My grandparents homesteaded in southeastern Colorado. Church was held the one-room community school house where folding chairs were transformed into pews on Sundays. There was no running water, but we did have ‘his’ and ‘hers’ outhouses. The school had a piano, but we didn’t have a pianist. I don’t ever recall having communion and if someone wanted to be baptized they’d go to a church in town that had a baptistery. Occasionally a circuit preacher would visit and if we were really lucky his wife knew how to play the piano. I’d like to see a church experiment with using circuit preachers. Many organizations pay speakers for a one time presentation, why wouldn’t the same work for preachers? Filling the pulpit with a different preacher/teacher each week would challenge the speaker to do his best and also challenge the audience to develop a discerning ear.

1 comment:

Anonymous said...

Gail;
-----Just from a simple observational perspective, although I gather the Biblical drift to be towards a preacher serving a certain congregation (Timothy served at Ephesus 15 years to his death, Titus was placed on the Island of Crete to serve there), I think the churches of our day would be well served by an extended period of itinerant preachers.
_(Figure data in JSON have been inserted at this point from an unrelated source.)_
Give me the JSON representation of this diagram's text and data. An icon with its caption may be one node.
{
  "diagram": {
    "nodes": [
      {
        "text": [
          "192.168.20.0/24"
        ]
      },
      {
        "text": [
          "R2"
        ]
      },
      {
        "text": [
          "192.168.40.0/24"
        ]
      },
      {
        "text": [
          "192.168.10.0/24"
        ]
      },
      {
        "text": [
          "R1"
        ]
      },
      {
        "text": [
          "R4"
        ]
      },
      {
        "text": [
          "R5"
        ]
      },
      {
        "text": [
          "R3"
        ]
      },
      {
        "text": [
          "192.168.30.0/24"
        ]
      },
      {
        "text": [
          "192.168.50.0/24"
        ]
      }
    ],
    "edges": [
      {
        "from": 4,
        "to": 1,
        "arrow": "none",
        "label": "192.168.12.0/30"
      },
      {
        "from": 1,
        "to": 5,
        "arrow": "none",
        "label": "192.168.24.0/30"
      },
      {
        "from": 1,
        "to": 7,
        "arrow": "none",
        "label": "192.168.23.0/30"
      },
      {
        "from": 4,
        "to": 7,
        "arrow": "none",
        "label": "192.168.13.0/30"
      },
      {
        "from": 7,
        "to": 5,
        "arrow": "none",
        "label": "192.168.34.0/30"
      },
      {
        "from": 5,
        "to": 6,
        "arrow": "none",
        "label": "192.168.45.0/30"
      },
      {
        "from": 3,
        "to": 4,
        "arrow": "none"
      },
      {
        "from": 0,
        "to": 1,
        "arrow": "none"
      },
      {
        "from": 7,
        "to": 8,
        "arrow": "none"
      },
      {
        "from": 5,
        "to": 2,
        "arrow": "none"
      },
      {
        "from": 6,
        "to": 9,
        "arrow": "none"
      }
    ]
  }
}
More than any other position in the church, preachers get the idea that the church is about their ideas. They then turn into little Kings of Id, intellectually throwing their minuscule weight around, intimidating those with ideas other than their own. Thinking that God ordained them to start and maintain programs, they shape a church by their own characters and ideas rather than simply presenting the Word of God and allowing the Holy Spirit to shape the church by His character. They take advantage of Biblically uneducated folks’ admiration and honor for them to set up a reign of overbearing ideology, turning and swaying the minds of these innocents into agreement with their own way of thinking rather than into agreement with each other. By subtle little acts of intimidation in their dark little dens they defeat anyone who may hold an idea different than their own. Then they go publicly stand in front of their slurping, mind controlled masses and pontificate about the unity of the congregation. Unity with their own idea, that is. Because they defeated the other ideas quietly, out of sight.
-----They truly are people conquerors - little Kings of Id. If this is not true, why then has the Holy Spirit led Christ’s own into doctrinal fights, sectarian divisions, and brutal wars. Today we call ourselves followers of one Lord, Southern Baptists, Lutherans, Episcopalians, Nazarenes, American Baptists, Pentecostals, Campbellites, Seventh Day Adventists, Conservative Baptists, Methodists, Catholics, Jehovah’s Witnesses, Independent Baptists, Mennonites, Amish, Armenians, Greek Orthodox, Free Evangelicals, Presbyterians. This is unity? This is not division? Who ideologically supports this mess? The Holy Spirit? Or those who have the influential position in front of the various congregations of the mess? I doubt it is the Holy Spirit.
-----I may be wrong, but I think the tendency of the preacher to own the congregation would be much reduced by a good, couple-decade spell of itinerant preachers. About the time those itinerants would have discovered a way to re-employ their people-conquering, Nicolaitan grips upon the minds of the saints, we could switch back to the local preacher.